The researchers mixed various types of plastic with zeolite catalysts, including HZSM-5 and tetralin
Furthermore, oil yields proved high: Milk jugs generated 86 percent oil, soda bottles, 93 percent. Polyethylene, another common soft plastic, eked out 88 percent. When liquefied with coal in a roughly half-and-half mixture, the plastics turned into even better oil.
"In terms of the economics of this process, we have done some estimates," says Kentucky chemist Gerald P. Huffman, a coauthor of the report. "To convert coal and plastic simultaneously into oil right now costs about $27 or $28 per barrel, compared with $18 to $20 per barrel for imported oil. But we're quite confident that we can drive the cost of converted oil down to roughly the cost of imported oil. This process may be commercially viable within five to 10 years."
The reporter, we believe, seems to inadvertently and erroneously identify "tetralin", above, as a zeolite catalyst. It is not.
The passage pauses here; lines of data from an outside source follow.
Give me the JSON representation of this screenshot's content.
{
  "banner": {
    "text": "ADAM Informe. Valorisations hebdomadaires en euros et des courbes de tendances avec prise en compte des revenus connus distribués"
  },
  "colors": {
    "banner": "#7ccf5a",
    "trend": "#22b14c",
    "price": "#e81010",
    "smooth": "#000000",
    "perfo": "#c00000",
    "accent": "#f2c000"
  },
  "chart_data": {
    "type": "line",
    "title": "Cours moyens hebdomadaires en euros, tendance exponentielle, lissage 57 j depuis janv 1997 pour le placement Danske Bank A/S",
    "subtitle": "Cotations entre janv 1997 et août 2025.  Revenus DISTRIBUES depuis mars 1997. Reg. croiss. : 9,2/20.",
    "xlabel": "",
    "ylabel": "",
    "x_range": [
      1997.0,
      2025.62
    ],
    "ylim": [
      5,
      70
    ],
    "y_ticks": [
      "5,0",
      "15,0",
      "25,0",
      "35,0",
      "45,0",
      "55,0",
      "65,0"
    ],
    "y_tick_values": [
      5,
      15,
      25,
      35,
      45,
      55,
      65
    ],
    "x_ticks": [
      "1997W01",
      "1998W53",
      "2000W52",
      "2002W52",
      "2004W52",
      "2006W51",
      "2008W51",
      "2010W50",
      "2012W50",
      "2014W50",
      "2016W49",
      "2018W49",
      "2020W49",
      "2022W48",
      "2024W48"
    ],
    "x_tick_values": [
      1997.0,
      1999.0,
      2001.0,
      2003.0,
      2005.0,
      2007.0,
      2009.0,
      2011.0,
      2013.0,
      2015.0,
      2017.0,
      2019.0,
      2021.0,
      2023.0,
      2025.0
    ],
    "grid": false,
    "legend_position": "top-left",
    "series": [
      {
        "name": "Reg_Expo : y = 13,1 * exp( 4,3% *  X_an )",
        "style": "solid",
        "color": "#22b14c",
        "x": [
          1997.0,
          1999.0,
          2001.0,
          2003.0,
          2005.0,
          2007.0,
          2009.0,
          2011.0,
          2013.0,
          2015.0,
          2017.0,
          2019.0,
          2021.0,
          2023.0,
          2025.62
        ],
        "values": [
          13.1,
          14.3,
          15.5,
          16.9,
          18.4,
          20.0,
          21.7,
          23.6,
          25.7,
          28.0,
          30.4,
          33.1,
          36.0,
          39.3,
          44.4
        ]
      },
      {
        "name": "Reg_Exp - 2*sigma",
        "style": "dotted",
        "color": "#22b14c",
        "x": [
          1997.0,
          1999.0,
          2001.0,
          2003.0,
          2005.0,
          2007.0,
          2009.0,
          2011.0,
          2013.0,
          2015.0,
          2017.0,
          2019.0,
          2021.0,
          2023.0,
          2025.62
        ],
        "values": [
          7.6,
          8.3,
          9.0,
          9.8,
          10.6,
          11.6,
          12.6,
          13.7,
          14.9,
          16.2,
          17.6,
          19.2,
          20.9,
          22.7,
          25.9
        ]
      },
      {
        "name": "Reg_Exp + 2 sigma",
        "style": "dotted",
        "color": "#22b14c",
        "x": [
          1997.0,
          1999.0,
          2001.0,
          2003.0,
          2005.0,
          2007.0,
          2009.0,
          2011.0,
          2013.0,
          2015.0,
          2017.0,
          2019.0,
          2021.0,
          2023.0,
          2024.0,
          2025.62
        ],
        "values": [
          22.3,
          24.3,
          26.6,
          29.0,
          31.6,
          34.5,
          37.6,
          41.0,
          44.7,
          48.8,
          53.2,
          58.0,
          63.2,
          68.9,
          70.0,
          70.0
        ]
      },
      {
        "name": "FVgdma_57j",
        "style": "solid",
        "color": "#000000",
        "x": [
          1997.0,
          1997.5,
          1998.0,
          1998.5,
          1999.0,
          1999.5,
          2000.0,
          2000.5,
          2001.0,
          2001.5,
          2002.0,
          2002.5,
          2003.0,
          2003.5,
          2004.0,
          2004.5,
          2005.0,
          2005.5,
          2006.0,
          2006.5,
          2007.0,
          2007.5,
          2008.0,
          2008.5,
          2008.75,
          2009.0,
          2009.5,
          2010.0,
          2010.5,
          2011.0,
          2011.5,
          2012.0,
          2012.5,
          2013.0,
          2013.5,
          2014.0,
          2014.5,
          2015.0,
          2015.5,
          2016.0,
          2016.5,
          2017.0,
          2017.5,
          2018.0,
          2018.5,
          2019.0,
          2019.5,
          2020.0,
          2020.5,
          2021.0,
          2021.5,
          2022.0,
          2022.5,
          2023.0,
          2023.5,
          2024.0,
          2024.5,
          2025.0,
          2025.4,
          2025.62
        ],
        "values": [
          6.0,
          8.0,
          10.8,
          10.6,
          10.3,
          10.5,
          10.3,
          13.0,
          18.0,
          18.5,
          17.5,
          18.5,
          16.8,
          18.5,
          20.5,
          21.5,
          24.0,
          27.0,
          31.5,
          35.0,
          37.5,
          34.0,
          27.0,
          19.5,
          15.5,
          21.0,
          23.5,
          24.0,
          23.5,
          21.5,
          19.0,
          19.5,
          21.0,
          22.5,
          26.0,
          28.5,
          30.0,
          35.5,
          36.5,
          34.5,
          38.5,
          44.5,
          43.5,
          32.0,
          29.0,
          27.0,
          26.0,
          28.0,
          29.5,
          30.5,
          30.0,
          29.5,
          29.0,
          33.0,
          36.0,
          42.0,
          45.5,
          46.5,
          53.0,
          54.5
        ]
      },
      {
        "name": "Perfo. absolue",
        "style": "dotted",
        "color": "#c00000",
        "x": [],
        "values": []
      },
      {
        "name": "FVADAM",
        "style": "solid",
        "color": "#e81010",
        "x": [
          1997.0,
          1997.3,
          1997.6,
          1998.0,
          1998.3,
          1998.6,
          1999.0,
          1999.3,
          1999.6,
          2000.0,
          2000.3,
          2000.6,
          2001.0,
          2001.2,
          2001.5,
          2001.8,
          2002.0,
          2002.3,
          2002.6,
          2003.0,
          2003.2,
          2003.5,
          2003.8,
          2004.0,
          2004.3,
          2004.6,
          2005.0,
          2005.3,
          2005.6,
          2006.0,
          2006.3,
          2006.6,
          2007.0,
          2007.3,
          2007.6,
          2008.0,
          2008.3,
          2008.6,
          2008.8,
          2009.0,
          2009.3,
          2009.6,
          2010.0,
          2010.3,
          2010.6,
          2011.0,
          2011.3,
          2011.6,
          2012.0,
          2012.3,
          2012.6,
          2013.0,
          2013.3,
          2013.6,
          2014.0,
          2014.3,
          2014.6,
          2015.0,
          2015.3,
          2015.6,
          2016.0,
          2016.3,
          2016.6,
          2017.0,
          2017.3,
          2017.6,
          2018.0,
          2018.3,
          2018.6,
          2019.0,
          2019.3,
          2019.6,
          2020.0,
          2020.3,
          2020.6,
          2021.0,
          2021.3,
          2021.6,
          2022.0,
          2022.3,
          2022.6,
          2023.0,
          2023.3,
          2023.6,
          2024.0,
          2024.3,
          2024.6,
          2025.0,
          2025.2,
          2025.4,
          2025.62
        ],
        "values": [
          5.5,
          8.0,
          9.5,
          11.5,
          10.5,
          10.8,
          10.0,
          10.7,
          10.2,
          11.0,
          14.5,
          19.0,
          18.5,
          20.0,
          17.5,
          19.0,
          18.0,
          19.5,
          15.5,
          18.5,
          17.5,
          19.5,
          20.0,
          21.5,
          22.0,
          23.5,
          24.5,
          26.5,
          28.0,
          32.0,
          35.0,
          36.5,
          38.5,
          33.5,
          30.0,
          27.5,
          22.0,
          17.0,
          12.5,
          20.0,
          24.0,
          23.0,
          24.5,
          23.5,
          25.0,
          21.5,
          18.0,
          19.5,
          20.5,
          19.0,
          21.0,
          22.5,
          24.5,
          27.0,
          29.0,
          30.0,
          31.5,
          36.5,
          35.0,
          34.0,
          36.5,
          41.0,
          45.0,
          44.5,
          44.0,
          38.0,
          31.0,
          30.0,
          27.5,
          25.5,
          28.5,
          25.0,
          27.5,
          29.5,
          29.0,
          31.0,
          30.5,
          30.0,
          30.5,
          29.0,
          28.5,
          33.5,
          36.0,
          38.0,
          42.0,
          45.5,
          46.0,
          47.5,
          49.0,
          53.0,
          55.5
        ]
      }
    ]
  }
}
It is, however, as we understand it, a Hydrogen-donor solvent employed by West Virginia University in their "West Virginia Process" for converting coal into liquid fuels and chemicals. The "HZSM-5" is, though, a zeolite, and likely to be the same one used by Exxon-Mobil in their "MTG" (r) process for converting methanol, derived from coal and other sources, into gasoline.
In any case, this research confirms that coal and some types of waste plastic can be converted together into liquid fuels. Coal can lead us to domestic liquid fuel self-sufficiency, and help us to clean up the environment, by enabling the profitable recycling of waste plastic, while it does so.